Dr Sibbald was born and received his early education in England. On graduation from the University of Leeds with a B.Sc. (Agriculture) in 1953, he emigrated to Canada and attended the University of Alberta where he was awarded M.Sc. (Animal Science) and Ph.D. (Animal Nutrition) degrees in 1955 and 1957, respectively.
Dr Sibbald has had a varied and distinguished career. While at the Ontario Agricultural College, his work was recognised with the first (1974) Borden Award of the Nutrition Society of Canada. He had worked on many projects with several species but perhaps was best known for research with poultry where the names 'Sibbald and Slinger' became synonymous with metabolizable energy.
Moving to industry, he devoted much of his time to ruminants. A highlight of this phase of his career was the development of the first successful encapsulated amino acids designed to pass through the rumen for release in, and absorption from, the small intestine. Patents were granted by 45 countries. Later Dr Sibbald managed an industry team engaged in human food research tackling complex problems such as water and protein structures. He helped with the development and evaluation of nutritionally fortified human foods.
In 1972 Dr Sibbald joined the Animal Research Centre of Agriculture Canada as a senior research scientist and in 1976 was named a principal research scientist, the highest research level in the Canadian Public Service which is limited to only 5% of the scientific staff.
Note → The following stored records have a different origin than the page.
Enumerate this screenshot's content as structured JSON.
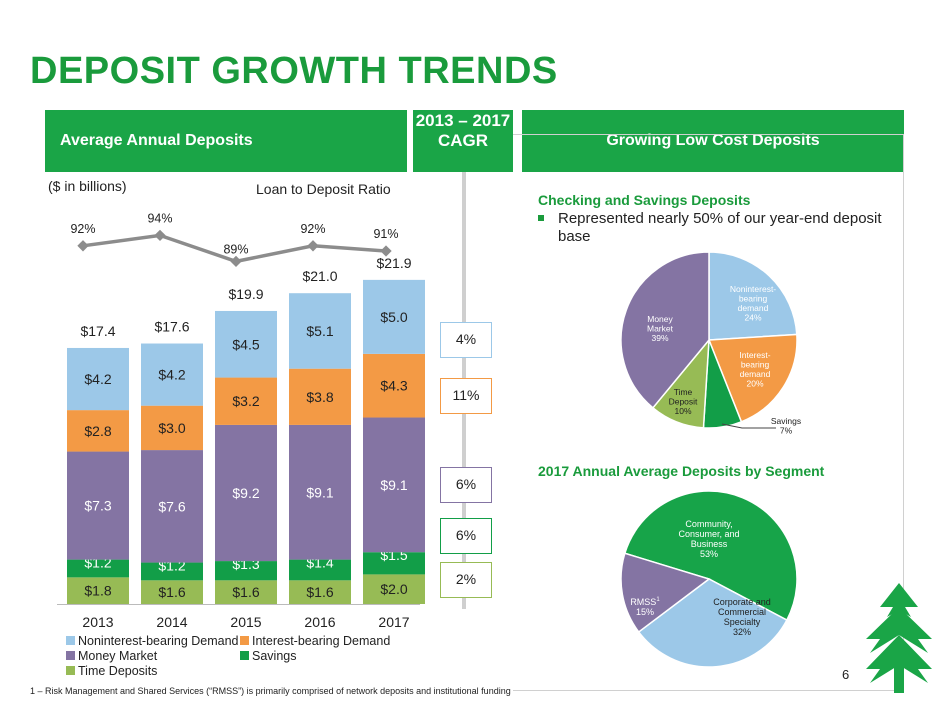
{
  "title": "DEPOSIT GROWTH TRENDS",
  "left_band": "Average Annual Deposits",
  "cagr_band": "2013 – 2017 CAGR",
  "right_band": "Growing Low Cost Deposits",
  "units_label": "($ in billions)",
  "ratio_label": "Loan to Deposit Ratio",
  "cagr_values": [
    "4%",
    "11%",
    "6%",
    "6%",
    "2%"
  ],
  "checking_heading": "Checking and Savings Deposits",
  "checking_bullet": "Represented nearly 50% of our year-end deposit base",
  "segment_heading": "2017 Annual Average Deposits by Segment",
  "footnote": "1 – Risk Management and Shared Services (“RMSS”) is primarily comprised of network deposits and institutional funding",
  "page_number": "6",
  "colors": {
    "brand_green": "#1a9b3c",
    "noninterest": "#9cc8e8",
    "interest": "#f39a45",
    "money_market": "#8474a3",
    "savings": "#129e48",
    "time_deposits": "#97bb55"
  },
  "chart_data": [
    {
      "type": "bar",
      "stacked": true,
      "title": "Average Annual Deposits",
      "ylabel": "($ in billions)",
      "categories": [
        "2013",
        "2014",
        "2015",
        "2016",
        "2017"
      ],
      "series": [
        {
          "name": "Time Deposits",
          "values": [
            "$1.8",
            "$1.6",
            "$1.6",
            "$1.6",
            "$2.0"
          ],
          "numeric": [
            1.8,
            1.6,
            1.6,
            1.6,
            2.0
          ]
        },
        {
          "name": "Savings",
          "values": [
            "$1.2",
            "$1.2",
            "$1.3",
            "$1.4",
            "$1.5"
          ],
          "numeric": [
            1.2,
            1.2,
            1.3,
            1.4,
            1.5
          ]
        },
        {
          "name": "Money Market",
          "values": [
            "$7.3",
            "$7.6",
            "$9.2",
            "$9.1",
            "$9.1"
          ],
          "numeric": [
            7.3,
            7.6,
            9.2,
            9.1,
            9.1
          ]
        },
        {
          "name": "Interest-bearing Demand",
          "values": [
            "$2.8",
            "$3.0",
            "$3.2",
            "$3.8",
            "$4.3"
          ],
          "numeric": [
            2.8,
            3.0,
            3.2,
            3.8,
            4.3
          ]
        },
        {
          "name": "Noninterest-bearing Demand",
          "values": [
            "$4.2",
            "$4.2",
            "$4.5",
            "$5.1",
            "$5.0"
          ],
          "numeric": [
            4.2,
            4.2,
            4.5,
            5.1,
            5.0
          ]
        }
      ],
      "totals": [
        "$17.4",
        "$17.6",
        "$19.9",
        "$21.0",
        "$21.9"
      ],
      "legend": [
        "Noninterest-bearing Demand",
        "Interest-bearing Demand",
        "Money Market",
        "Savings",
        "Time Deposits"
      ],
      "legend_position": "bottom"
    },
    {
      "type": "line",
      "title": "Loan to Deposit Ratio",
      "categories": [
        "2013",
        "2014",
        "2015",
        "2016",
        "2017"
      ],
      "values": [
        92,
        94,
        89,
        92,
        91
      ],
      "labels": [
        "92%",
        "94%",
        "89%",
        "92%",
        "91%"
      ]
    },
    {
      "type": "pie",
      "title": "Checking and Savings Deposits",
      "slices": [
        {
          "label": "Noninterest-bearing demand",
          "value": 24,
          "text": "24%"
        },
        {
          "label": "Interest-bearing demand",
          "value": 20,
          "text": "20%"
        },
        {
          "label": "Savings",
          "value": 7,
          "text": "7%"
        },
        {
          "label": "Time Deposit",
          "value": 10,
          "text": "10%"
        },
        {
          "label": "Money Market",
          "value": 39,
          "text": "39%"
        }
      ]
    },
    {
      "type": "pie",
      "title": "2017 Annual Average Deposits by Segment",
      "slices": [
        {
          "label": "Community, Consumer, and Business",
          "value": 53,
          "text": "53%"
        },
        {
          "label": "Corporate and Commercial Specialty",
          "value": 32,
          "text": "32%"
        },
        {
          "label": "RMSS",
          "sup": "1",
          "value": 15,
          "text": "15%"
        }
      ]
    }
  ]
}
He developed the bioassay for true metabolizable energy (TME) for which he received the Tom Newman Memorial International Award in 1977. The American Feed Manufacturers Association Award of the Poultry Science Association followed in 1979 while he was on a one year sabbatical in Edinburgh.
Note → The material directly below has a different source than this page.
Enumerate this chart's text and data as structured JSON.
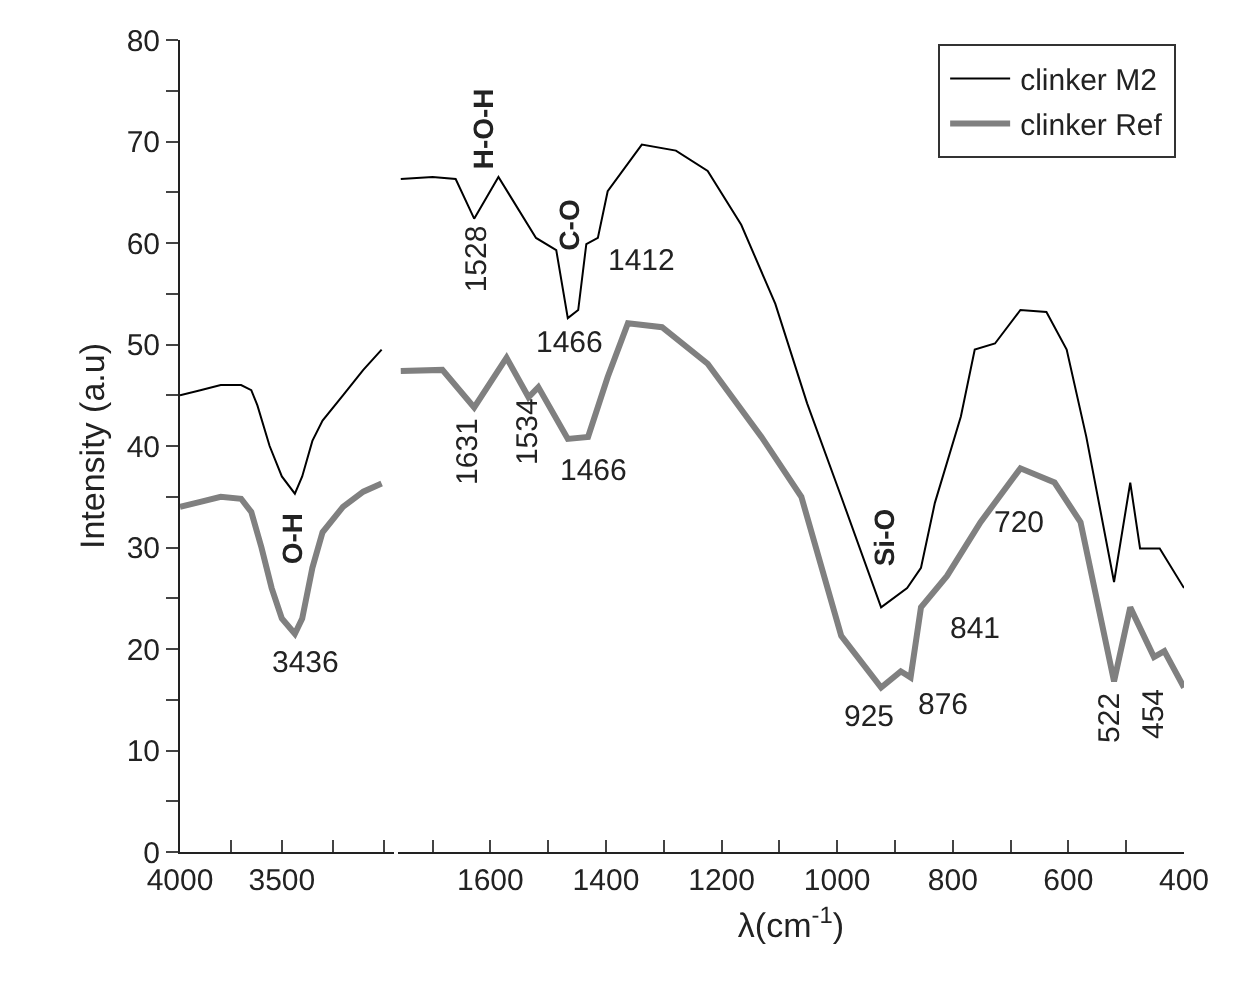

In 1982 Dr Sibbald was honoured with a Doctor of Science degree from the University of Leeds; the D.Sc. degree is the highest award of the university in a science-related area and was made following an 857 page submission describing research accomplished in the preceding 25 years.
Dr Sibbald's forté is the development of research methodology. During recent years he has made major improvements to the bioassay for true metabolizable energy and has extended the principles of the assay to amino acids, total lipids, fatty acids and minerals. The assays are used in more than 50 countries. Evidence of the impact of this work may be seen in the advertising of a major multinational feed company which has developed a new line of poultry feeds based on data from the assays. A large poultry producer wrote of annual savings ranging from $750 thousand to $1.5 million following adoption of the TME bioassay.
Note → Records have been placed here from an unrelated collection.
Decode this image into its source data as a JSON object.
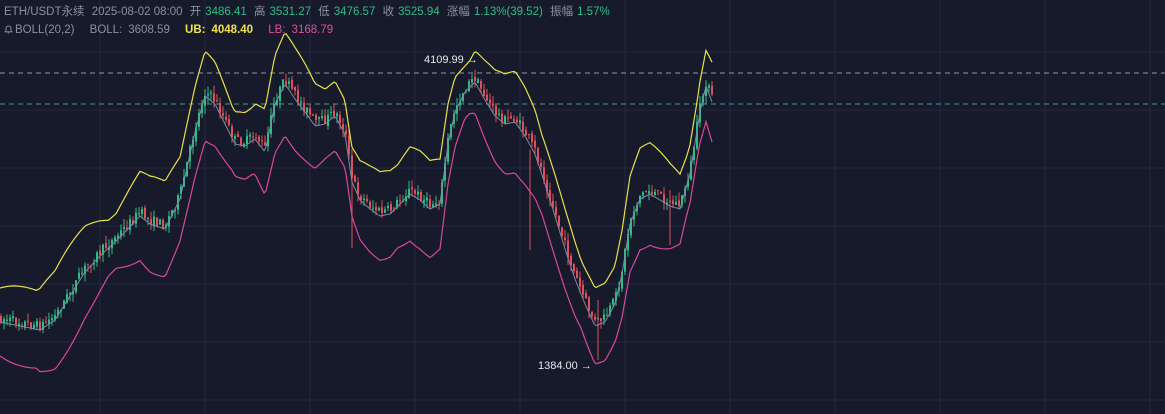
{
  "header": {
    "symbol": "ETH/USDT永续",
    "datetime": "2025-08-02 08:00",
    "open_label": "开",
    "open_value": "3486.41",
    "high_label": "高",
    "high_value": "3531.27",
    "low_label": "低",
    "low_value": "3476.57",
    "close_label": "收",
    "close_value": "3525.94",
    "change_label": "涨幅",
    "change_value": "1.13%(39.52)",
    "amplitude_label": "振幅",
    "amplitude_value": "1.57%"
  },
  "indicator": {
    "icon": "bell-icon",
    "name": "BOLL(20,2)",
    "boll_label": "BOLL:",
    "boll_value": "3608.59",
    "ub_label": "UB:",
    "ub_value": "4048.40",
    "lb_label": "LB:",
    "lb_value": "3168.79"
  },
  "annotations": {
    "high_marker": "4109.99",
    "low_marker": "1384.00"
  },
  "colors": {
    "background": "#161a2b",
    "grid": "#232840",
    "up": "#2ebd85",
    "down": "#e0515d",
    "ub_line": "#e8e04a",
    "mid_line": "#7d8aa6",
    "lb_line": "#d9479a",
    "text_muted": "#8b90a0",
    "text_green": "#2ebd85",
    "dashed_white": "#b9bdc9",
    "dashed_cyan": "#4fa3a0"
  }
}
Dr Sibbald has 144 scientific and 81 miscellaneous publications in his bibliography. Brief mention of some accomplishments described are as follows: development of a simple, rapid procedure which converts whole birds, or parts thereof, to dry, free-flowing homogenous powders suitable for analysis; an adaption of the stained particle technique for measuring the transit of feed residues through the intestinal tract of the chicken; derivation of an equation to product the gross energy content of hen eggs; a modification of the TME bioassay which removes the need for prolonged fasting; with Agriculture Canada's Dr Mark Wolynetz, a detailed examination of the relationships between various estimates of bioavailable energy; a comparative study of methods for drying poultry excreta; a series of papers on the passage of food residues through the alimentary canal which, perhaps for the first time, recognized the contributions of metabolic plus endogenous losses; a comparison of bioavailable energy estimates made with chickens and swine. Dr Sibbald also participated in the preparation of the USA's National Academy of Sciences publication "Nutrition Energetics of Domestic Animals and Glossary of Energy Terms".
Dr Sibbald is best known for his research, but there are other facets of his professional life which should be noted. He is in demand as a speaker at scientific conferences, as a reviewer of manuscripts and as a teacher. He travels extensively in North america and overseas on government projects and at the invitation of conference organizers. For example, he represented Canada at the International Network of Feed Information Centres in Rome in 1980 and again in Sydney in 1983. He has successfully completed projects for the International Development Research Centre, a Canadian organization, in Kenya, Malaysia, Indonesia and Singapore. He is an external examiner of the Universiti Pertanian Malaysia. He has taught TME methodology in many countries, maintains correspondence with students and scientists around the world, and is frequently visited by those seeking training and advice.
The most recent recognition for his many achievements came as a Merit Award in 1987, the highest award of the Canadian Public Service.